We introduce a new Bayesian clustering algorithm for studying population structure using individually geo-referenced multilocus data sets. The algorithm is based on the concept of hidden Markov random field, which models the spatial dependencies at the cluster membership level.

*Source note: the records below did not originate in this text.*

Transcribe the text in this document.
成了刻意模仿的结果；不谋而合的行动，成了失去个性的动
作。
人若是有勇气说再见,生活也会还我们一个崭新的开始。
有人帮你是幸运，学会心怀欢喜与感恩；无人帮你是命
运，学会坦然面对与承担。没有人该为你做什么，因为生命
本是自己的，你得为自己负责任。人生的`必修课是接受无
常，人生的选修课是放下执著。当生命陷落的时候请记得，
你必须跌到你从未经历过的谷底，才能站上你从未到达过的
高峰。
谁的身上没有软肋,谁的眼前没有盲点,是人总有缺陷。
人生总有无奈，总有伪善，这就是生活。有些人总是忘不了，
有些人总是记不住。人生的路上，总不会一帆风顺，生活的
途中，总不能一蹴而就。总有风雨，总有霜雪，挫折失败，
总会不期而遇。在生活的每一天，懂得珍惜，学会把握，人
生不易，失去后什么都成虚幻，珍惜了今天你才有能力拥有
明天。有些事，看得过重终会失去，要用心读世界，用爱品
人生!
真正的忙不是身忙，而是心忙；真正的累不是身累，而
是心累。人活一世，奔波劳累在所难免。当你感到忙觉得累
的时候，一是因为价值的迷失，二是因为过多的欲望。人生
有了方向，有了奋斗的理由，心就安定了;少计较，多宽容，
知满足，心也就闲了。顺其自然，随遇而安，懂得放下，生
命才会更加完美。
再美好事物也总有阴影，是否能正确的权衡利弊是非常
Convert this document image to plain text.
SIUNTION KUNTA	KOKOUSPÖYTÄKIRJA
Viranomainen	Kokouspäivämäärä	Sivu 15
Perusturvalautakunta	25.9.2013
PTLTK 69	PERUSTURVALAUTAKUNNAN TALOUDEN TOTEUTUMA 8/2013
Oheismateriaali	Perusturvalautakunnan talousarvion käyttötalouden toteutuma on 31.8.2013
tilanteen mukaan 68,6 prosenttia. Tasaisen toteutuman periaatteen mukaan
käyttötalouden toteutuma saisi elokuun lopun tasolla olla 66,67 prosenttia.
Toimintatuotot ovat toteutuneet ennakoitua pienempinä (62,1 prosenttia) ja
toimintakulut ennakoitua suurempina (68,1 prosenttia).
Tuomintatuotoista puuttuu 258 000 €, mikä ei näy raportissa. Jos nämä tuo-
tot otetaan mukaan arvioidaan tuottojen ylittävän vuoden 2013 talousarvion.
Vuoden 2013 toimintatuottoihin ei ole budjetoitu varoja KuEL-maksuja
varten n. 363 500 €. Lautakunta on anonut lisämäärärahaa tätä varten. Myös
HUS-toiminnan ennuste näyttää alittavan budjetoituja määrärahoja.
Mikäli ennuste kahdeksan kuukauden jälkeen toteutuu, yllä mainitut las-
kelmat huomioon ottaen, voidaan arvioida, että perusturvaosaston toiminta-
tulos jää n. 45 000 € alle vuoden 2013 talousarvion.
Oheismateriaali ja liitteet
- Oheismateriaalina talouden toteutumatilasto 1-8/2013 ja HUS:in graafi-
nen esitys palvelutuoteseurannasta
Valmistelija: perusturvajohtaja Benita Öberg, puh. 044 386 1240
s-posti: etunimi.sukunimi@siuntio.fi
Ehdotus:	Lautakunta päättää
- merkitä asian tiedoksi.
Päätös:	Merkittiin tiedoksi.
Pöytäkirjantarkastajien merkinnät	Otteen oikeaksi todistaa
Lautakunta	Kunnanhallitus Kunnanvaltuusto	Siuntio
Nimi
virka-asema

We argue that (i) a Markov chain Monte Carlo procedure can implement the algorithm efficiently, (ii) it can detect significant geographical discontinuities in allele frequencies and regulate the number of clusters, (iii) it can check whether the clusters obtained without the use of spatial priors are robust to the hypothesis of discontinuous geographical variation in allele frequencies, and (iv) it can reduce the number of loci required to obtain accurate assignments. We illustrate and discuss the implementation issues with the Scandinavian brown bear and the human CEPH diversity panel data set.
我们介绍了一种新的贝叶斯聚类算法,用于利用个体地理定位的多位点数据集研究种群结构。该算法基于隐马尔可夫随机场的概念,它在聚类成员级别对空间依赖性进行建模。我们认为:(i)马尔可夫链蒙特卡罗方法可以有效地实现该算法,(ii)它可以检测等位基因频率中显著的地理间断并调节聚类数量,(iii)它可以检验在不使用空间先验的情况下获得的聚类对于等位基因频率的地理间断变化假设是否稳健,以及(iv)它可以减少获得准确分配所需的基因座数量。我们用斯堪的纳维亚棕熊和人类CEPH多样性面板数据集来说明并讨论实施问题。